Hari ini adalah hari ketujuh belas kami berada di perantauan nun jauh dari sanak keluarga. Kemarin siang dalam jeda merehatkan badan karena aktifitas lembur yang tak terkira membuatku tak tersadar akan bunyi handphone belasan kali terbaca pada notifikasi layarnya. Sayup kemudian terdengar ketukan ritmis dari arah pintu depan. Bergegas memungut jilbab, kemudian membukanya dengan masih mengucek mata.
Gerombolan sholihah seolah termuntahkan dari arah pintu yang ku buka. Buru-buru kuminta masuk ke dalam rumah. Ajakanku sia-sia karena klalson mobil dari arah jalan membuat mereka berhambur ke arahnya, setelah bertanya kepada saya, "Ustadzah sudah belanja bahan-bahannyakah? " Lunglai tubuhku ingin rebahan saja, tapi jam sudah menunjukkan pukul empat WITA, itu artinya adzan Ashar baru saja berkumandang. "Astaghfirullah... ", pekikku baru tersadar akan suara adzan yang juga tak terdengar. Kuurungkan langkahku menuju kamar mandi, sejenak kutuntaskan dulu urusanku dengan si penelpon yang namanya sangat kukenal dalam notifikasi. "Innillahi wa inna ilaihi rooji'un... ", ucapku lirih setelah mendengar gadis bermata sipit dari seberang sana menceritakan berita duka dari salah satu anggota "lingkaran cinta" yang pernah kubina.

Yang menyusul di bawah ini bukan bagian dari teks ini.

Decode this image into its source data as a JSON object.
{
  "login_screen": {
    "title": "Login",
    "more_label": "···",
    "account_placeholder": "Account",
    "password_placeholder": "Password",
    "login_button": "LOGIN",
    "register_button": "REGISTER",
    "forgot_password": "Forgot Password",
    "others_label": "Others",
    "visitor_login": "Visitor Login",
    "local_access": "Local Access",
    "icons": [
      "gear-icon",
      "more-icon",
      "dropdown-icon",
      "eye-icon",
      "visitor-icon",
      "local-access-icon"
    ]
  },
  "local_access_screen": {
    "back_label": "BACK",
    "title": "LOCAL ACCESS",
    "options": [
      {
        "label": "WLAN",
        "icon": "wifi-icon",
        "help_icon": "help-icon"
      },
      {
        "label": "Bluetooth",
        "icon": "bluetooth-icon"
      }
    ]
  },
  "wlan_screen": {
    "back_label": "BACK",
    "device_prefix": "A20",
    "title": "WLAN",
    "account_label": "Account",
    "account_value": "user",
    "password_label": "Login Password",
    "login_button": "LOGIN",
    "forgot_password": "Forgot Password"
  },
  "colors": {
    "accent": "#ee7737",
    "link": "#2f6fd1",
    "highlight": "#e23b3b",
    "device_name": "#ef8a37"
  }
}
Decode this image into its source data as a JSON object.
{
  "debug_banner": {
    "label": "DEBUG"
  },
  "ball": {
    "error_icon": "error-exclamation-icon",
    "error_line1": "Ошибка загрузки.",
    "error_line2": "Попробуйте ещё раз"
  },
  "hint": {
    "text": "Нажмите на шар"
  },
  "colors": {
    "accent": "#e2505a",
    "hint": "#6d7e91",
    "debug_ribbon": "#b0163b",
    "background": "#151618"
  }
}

"Bunda telepon dia ya Bund, dia sangat butuhkan perhatian Bunda", rajuknya bernada agak memaksa.
"Iya Mbak, in sya Allah nanti bunda akan usahakan telepon dia", sambil teringat akan janji sesore ini dengan para pasukan Ananda kelas 6 sholihah.
Hemm... Bismillah...all is well. Tetiba ku tersadar bahwa sejak aku bangun tadi, tak terlihat sedikitpun batang hidung si sholih boyku. Baru kemudian kuteringat bahwa saat kondisiku setengah terlelap dia izin main ke tempat temannya yang tetanggaan dengan kami. Alhamdulillah, bersamaan dengan pasukan sholihah ia muncul penuh keceriaan. Ikut bersemangat membantu belanja bawang putih dan tepung bumbu. Saat proses masak memasakpun ia ikutan ribut jadi komentator untuk kakak-kakaknya. Sampai di tengah keasyikan memasak aku kemudian bercerita tentang berita duka yang menimpa salah satu muridku di Jawa.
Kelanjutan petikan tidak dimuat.